Les différentes conceptions de l'Indopacifique ne traitent pas de la question de la Chine directement. La plupart d'entre elles, et celle de la France ne fait pas exception, énumèrent les partenariats souhaités et ignorent « l'éléphant dans la pièce », c'est-à-dire la Chine dont le poids et la politique sont essentiels dans la zone indopacifique.

Dans la stratégie de la France pour l'Indopacifique, les revendications territoriales chinoises ne sont nommées que de façon très prudente, ainsi que sa rivalité avec les États-Unis, mise au même niveau que sa rivalité avec l'Inde - pourtant bien moins structurante, à ce jour, pour l'Indopacifique. Ces revendications territoriales de la Chine ont d'ailleurs fait l'objet d'une condamnation par la Cour permanente d'arbitrage (CPA) de La Haye, en 2016. Les revendications chinoises dites « ligne en neuf traits » sur la mer de Chine méridionale ont bien été déboutées ; pourquoi ne pas le dire ? La stratégie de la France s'arrête à la réaffirmation de l'attachement de notre pays à un ordre multilatéral fondé sur le droit, attachement partagé par l'Inde, l'Australie, le Japon et l'Association des nations de l'Asie du Sud-Est (ASEAN). La condamnation des positions chinoises nuirait à la stratégie de troisième voie, voie d'équilibre ou de stabilisation pour reprendre les termes de la stratégie indopacifique. Mais celle-ci est-elle tenable face aux réalités de l'Indopacifique et aux ambitions chinoises ?

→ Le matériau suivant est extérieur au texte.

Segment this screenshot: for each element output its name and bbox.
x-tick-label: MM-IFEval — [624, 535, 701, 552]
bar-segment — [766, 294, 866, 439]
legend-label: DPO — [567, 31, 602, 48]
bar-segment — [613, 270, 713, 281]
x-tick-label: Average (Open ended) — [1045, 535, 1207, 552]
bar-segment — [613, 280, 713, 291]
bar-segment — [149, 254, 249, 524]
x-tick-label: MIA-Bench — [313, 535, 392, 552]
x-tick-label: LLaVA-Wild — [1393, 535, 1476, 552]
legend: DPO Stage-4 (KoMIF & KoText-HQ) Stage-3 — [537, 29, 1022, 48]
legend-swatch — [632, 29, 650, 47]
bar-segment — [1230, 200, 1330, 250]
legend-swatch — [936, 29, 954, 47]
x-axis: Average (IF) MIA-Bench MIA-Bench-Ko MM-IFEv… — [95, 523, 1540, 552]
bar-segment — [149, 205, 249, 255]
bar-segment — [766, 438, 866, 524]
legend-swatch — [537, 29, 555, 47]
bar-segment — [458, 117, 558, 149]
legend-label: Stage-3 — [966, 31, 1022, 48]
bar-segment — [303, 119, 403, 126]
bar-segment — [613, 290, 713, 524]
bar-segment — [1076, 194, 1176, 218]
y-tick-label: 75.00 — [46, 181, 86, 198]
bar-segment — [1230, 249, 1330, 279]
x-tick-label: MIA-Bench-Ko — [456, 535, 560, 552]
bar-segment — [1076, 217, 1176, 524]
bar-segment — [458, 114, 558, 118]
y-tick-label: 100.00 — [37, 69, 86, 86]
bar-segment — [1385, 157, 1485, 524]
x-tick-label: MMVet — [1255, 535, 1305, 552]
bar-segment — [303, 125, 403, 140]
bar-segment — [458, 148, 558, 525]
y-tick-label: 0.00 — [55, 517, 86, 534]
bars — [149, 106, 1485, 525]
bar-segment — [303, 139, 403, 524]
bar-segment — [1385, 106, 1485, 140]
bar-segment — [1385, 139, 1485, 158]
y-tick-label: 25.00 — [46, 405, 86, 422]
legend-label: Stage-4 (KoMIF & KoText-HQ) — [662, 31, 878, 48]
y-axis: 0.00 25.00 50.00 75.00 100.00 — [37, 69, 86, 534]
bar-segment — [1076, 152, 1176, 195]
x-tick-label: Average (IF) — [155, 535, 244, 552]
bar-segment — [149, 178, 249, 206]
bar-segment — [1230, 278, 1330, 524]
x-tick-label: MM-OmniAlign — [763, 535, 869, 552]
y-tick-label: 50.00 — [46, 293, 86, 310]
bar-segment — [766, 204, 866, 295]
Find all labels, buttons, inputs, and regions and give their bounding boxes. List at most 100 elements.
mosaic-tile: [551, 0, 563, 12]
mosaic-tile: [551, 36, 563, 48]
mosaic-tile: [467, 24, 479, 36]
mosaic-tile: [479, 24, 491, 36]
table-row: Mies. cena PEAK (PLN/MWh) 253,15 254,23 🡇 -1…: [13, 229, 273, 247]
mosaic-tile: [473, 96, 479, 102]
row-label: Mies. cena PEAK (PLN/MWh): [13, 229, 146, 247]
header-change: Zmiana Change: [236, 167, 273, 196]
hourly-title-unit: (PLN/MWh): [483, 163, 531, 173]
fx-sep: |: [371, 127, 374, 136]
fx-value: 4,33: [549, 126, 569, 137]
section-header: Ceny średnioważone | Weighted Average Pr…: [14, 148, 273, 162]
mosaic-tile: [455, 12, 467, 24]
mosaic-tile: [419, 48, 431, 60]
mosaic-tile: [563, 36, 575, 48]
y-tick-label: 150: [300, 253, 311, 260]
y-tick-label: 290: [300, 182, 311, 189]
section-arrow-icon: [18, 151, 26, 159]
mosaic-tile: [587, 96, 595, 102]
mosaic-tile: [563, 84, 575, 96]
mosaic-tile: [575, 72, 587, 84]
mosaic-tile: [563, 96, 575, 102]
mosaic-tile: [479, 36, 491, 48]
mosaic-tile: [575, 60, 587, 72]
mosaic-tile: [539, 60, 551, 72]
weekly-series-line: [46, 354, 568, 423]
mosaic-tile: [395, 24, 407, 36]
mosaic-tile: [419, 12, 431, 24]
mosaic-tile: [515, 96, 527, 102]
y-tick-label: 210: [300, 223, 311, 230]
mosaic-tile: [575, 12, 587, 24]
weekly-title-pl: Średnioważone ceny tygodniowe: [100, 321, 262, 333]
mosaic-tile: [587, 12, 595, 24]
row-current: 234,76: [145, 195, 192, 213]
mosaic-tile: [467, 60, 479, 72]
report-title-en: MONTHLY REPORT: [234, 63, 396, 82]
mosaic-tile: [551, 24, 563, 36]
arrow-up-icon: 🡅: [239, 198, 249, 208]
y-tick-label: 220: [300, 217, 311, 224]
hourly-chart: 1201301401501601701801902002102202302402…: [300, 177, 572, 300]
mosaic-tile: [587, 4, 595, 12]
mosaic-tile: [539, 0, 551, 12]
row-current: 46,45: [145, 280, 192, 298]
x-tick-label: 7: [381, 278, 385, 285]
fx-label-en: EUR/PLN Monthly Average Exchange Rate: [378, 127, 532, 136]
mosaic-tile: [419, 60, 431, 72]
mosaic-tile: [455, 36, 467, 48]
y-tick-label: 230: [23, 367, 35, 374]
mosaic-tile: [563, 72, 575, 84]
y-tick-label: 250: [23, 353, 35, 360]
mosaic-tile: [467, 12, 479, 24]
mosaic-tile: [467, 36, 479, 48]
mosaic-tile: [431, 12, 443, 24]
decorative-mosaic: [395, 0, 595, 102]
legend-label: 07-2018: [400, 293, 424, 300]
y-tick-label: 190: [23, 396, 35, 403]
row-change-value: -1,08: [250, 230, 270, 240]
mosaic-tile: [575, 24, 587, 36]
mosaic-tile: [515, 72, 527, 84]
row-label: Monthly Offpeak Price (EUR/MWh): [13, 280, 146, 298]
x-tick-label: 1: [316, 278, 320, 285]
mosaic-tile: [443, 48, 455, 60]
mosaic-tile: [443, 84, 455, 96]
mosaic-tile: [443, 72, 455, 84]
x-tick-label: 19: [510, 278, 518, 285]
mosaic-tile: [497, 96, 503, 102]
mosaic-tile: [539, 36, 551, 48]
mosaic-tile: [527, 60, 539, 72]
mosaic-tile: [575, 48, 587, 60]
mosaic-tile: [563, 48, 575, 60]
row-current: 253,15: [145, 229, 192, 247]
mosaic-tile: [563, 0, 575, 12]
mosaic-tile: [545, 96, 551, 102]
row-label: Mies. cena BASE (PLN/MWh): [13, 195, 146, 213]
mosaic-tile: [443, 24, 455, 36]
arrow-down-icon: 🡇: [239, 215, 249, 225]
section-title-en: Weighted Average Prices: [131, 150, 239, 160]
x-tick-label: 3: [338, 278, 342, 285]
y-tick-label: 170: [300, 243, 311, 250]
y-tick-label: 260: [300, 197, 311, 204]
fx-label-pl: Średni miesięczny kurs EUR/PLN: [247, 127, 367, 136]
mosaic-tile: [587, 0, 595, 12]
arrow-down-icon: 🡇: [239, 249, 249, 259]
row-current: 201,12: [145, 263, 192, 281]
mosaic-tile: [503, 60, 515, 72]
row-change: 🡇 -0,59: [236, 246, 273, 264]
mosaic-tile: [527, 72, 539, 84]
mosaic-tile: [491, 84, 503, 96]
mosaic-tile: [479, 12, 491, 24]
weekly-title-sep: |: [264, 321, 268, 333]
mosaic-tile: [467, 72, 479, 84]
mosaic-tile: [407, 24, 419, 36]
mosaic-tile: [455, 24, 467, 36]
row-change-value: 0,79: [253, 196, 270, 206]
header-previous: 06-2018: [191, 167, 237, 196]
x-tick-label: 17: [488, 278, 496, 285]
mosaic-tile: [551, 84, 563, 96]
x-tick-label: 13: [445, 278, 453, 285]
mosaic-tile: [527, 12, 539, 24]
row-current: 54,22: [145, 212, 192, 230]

Les pays de l'ASEAN, le Japon, l'Inde et l'Australie défendent la même autonomie et refuseraient de s'impliquer dans la rivalité sino-américaine, selon le document français. Toutefois, les positions japonaise et australienne sont sans doute plus ambiguës, en témoignent le QUAD, Aukus et les accords de défense liant ces pays aux États-Unis. L'objectif politique français nous amène, selon les analystes, à « surjouer une différence d'approche, en partie artificielle, avec les pays anglo-saxons tout en favorisant les exportations d'armes vers certains pays comme l'Inde, les Émirats arabes unis et l'Indonésie, qui restent l'un des moteurs, bien que non assumé, de la politique étrangère française dans la région ».

Pourtant, cette « troisième voie » française n'a pas convaincu l'Australie qui a renoncé au partenariat stratégique conclu avec la France et à la fourniture des sous-marins de la classe Barracuda. Le discours français est parfois contre-productif auprès de certains de ses partenaires : la position de notre pays paraît ambiguë, et nos ambitions d'être une puissance d'équilibre ne sont pas en adéquation avec notre poids réel, ce qui pose in fine des questions sur la crédibilité même de la stratégie française. Enfin, être une puissance d'équilibre, si l'on s'en donnait les moyens, n'est possible que si la situation le permet. Or, la politique et les ambitions chinoises fragilisent l'équilibre indopacifique. L'aspiration au statut de puissance internationale de la Chine se manifeste par une stratégie planifiée dans le temps long par le parti communiste chinois (PCC), visant à la doter du statut de première puissance mondiale d'ici 2050, année du centenaire de la création de la République populaire de Chine, comme le soulignait le rapport de nos collègues Pascal Allizard et Gisèle Jourda. Le XXe congrès du PCC, qui s'est tenu en octobre 2022, a été l'occasion d'un nouveau durcissement des positions chinoises : la légitimité du parti repose désormais sur la promesse du rétablissement du rang impérial de la Chine, garanti par Xi Jinping.

Dans ce contexte, la France devra réaffirmer une position ferme si les aspirations chinoises sont défavorables aux intérêts français et aux valeurs qu'elle défend, tels le multilatéralisme, la libre navigation, l'État de droit et les droits de l'homme. La stratégie française doit tenir compte du positionnement chinois, de son agenda et de sa volonté de s'affirmer en première puissance mondiale, et définir une réponse forte et réaliste.